In: Finance
“Convexity is something which investors are looking to pay for.”
Explain the term Convexity
in fixed-income securities and discuss its implications on
investment decisions.
please try to concentrate more on the implications on investment decisions
Convexity, along with bond duration if used for determining the bond prices to the changes in yield.
Generally, as bond yield increases, bond prices fall and vice-versa. This relationship is non-linear in nature. The duration estimates the bond price for linear changes, however, it has to be complemented with convexity to take into consideration the non-linear nature of the bond price changes.

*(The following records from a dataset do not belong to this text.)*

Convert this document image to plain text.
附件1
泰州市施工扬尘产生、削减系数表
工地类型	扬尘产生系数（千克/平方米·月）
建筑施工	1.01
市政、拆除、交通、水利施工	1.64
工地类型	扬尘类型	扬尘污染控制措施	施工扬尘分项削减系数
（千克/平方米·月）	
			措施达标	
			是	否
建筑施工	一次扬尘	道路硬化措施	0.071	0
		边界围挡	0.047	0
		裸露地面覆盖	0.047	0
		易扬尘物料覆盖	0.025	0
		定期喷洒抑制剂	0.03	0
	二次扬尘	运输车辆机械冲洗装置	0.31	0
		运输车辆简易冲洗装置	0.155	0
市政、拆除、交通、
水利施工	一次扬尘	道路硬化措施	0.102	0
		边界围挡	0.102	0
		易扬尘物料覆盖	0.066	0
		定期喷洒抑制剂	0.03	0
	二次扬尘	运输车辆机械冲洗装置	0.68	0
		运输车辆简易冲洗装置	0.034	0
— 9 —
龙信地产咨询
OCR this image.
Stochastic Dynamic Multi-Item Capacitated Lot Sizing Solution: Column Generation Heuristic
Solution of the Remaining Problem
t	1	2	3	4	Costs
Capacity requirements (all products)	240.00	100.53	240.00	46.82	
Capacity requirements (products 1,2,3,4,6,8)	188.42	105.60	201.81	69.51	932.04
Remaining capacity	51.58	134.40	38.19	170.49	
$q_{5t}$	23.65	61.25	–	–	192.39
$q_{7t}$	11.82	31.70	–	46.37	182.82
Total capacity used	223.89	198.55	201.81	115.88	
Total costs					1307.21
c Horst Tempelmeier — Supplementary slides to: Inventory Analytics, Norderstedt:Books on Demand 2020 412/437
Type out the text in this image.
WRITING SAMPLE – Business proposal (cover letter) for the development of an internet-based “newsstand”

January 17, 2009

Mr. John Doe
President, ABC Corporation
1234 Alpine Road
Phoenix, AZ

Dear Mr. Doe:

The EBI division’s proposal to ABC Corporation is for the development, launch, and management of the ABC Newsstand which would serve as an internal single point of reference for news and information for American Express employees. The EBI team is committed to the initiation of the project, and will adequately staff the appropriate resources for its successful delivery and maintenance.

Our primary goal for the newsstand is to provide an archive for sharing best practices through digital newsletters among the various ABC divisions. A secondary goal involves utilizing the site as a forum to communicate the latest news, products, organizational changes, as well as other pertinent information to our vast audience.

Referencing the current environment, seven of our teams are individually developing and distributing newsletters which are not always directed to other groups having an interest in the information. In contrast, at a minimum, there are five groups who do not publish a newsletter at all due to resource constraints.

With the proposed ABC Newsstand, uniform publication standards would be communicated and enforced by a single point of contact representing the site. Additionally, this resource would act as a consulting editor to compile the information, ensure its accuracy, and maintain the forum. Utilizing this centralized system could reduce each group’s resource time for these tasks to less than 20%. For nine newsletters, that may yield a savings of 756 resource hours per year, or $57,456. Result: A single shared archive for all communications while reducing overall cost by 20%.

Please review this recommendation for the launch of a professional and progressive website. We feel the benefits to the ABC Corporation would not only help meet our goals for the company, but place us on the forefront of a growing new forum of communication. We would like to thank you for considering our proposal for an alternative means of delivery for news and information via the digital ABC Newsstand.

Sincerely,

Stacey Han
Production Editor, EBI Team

Due to convexity, for a unit decrease in yield, the bond price increases more due to convexity than it would without it. Hence, more the convexity, more is the positive change in bond price when the yield decreases. Also, if yields increases, more the convexity, lesser is the decrease in bond price than it would had been, if the bond had lesser convexity.
Hence, a positive convexity is beneficial for the investor and thus he/she pays for it and the same reasoning is used in investment decisions as well. If an analyst predicts that bond yield would decrease in future, he/she will prefer purchasing a bond with higher convexity to enjoy higher bond prices if his/her predictions comes out to be true. For truly estimating bond prices to change in market yields, duration along with convexity is taken into consideration. Accordinly, convexity plays an important role in investment decisions as the bond prices are dependent on it.